Here's what you never knew about New Caledonia
Sitting east of Australia, midway between Brisbane and Cairns, and directly above Norfolk Island, lies New Caledonia, oozing her own unique flavour of island chic. Here, sun-kissed white-sand beaches mix with French sophistication to create a destination unlike any other in the South Pacific.
Strolling along Noumea’s waterfront, you’ll often see locals playing petanque or enjoying coffee and croissants at a café. At night, Baie des Citrons comes alive with diners enjoying lingering meals and fabulous French wines, before hitting the nightclubs.
There is plenty to do in Noumea. You may like to wander through the designer shops, visit the stunning aquarium, enjoy some fabulous French cuisine at one of the many restaurants, take a day tour to Amadee Lighthouse, relax on the beaches, partake in one of the many watersports or visit Le Marche, the local market where you’ll find art and crafts, clothing, baked goods and even the fishermen’s colourful daily catch.

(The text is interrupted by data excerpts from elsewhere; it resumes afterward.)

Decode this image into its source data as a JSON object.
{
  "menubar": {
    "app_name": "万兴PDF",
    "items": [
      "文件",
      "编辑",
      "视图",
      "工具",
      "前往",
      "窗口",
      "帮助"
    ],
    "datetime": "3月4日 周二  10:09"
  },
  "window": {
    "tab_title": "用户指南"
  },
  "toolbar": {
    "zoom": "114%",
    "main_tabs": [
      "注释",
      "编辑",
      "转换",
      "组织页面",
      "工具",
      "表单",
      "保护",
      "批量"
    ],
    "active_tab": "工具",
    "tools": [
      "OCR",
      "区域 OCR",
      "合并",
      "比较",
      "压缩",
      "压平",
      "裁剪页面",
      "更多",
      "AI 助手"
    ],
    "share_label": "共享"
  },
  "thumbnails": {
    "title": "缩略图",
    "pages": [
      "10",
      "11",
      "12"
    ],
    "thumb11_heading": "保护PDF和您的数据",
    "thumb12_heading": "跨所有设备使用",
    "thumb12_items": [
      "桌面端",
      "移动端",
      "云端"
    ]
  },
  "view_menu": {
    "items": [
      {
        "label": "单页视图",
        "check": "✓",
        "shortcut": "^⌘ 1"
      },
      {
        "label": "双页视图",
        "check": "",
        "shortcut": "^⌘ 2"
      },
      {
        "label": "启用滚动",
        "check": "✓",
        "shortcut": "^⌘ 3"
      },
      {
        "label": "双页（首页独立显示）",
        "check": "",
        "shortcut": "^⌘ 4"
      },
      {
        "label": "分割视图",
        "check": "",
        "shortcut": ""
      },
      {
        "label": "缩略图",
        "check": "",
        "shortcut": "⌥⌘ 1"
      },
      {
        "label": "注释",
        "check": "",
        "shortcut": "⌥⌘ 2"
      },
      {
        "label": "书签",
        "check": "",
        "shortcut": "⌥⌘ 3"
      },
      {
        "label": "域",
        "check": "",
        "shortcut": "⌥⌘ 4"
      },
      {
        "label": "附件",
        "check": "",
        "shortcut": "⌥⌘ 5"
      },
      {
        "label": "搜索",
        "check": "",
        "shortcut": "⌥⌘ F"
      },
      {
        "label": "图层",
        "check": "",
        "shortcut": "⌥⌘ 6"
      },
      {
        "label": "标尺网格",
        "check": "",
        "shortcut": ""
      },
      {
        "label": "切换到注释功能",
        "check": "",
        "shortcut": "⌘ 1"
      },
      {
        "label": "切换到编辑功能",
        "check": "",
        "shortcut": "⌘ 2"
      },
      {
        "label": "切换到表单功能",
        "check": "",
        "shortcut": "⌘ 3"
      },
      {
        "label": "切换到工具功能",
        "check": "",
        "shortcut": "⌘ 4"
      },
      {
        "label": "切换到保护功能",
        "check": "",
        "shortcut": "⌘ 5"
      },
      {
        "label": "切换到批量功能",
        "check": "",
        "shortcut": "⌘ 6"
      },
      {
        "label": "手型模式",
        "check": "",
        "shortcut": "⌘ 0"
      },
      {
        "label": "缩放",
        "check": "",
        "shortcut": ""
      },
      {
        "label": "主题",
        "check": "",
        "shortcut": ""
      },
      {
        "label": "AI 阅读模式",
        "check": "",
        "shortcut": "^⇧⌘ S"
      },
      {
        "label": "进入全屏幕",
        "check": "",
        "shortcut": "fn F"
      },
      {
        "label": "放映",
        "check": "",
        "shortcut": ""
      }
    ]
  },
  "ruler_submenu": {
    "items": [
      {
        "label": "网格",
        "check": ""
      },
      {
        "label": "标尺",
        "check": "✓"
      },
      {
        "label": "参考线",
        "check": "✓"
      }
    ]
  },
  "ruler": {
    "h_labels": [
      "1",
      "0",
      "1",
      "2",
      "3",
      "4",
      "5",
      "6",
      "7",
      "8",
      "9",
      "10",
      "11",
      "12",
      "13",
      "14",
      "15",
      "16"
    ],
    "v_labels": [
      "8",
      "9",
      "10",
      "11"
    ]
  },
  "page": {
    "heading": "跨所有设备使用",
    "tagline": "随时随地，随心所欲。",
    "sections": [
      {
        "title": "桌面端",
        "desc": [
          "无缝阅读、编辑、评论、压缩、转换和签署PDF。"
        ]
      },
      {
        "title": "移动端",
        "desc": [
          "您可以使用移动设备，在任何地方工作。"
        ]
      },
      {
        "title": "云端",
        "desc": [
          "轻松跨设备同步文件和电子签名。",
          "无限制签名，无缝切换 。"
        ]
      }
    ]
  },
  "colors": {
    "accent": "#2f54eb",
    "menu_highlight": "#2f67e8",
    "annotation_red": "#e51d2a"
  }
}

French is the local language and, although not quite as aloof as those in native France, New Caledonians do like it if you at least attempt French. Fear not however, communicating is seldom a problem as most people can also speak English.
Buses and taxis are available in Noumea and shopping areas are within walking distance from the port. However, Noumea is quite a hilly city so if you are wanting to visit more of the sightseeing spots, it’s better to do this by guided tour – unless you’re very fit!
Here are a few quick facts about New Caledonia:
- The Kanak people are the indigenous inhabitants of New Caledonia. Currently approximately 40% of New Caledonia’s population are of Kanak descent.
- The current population is approximately 264,000.
- James Cook was the first European to spot New Caledonia in 1774. The French claimed it in 1853, and New Caledonia is still a self-governing dependent of France, although many would like complete independence.
- Nickel is the main export for New Caledonia. In fact, 25% of the world’s Nickel reserves are found here.
- The total land area of New Caledonia is slightly less than Wales.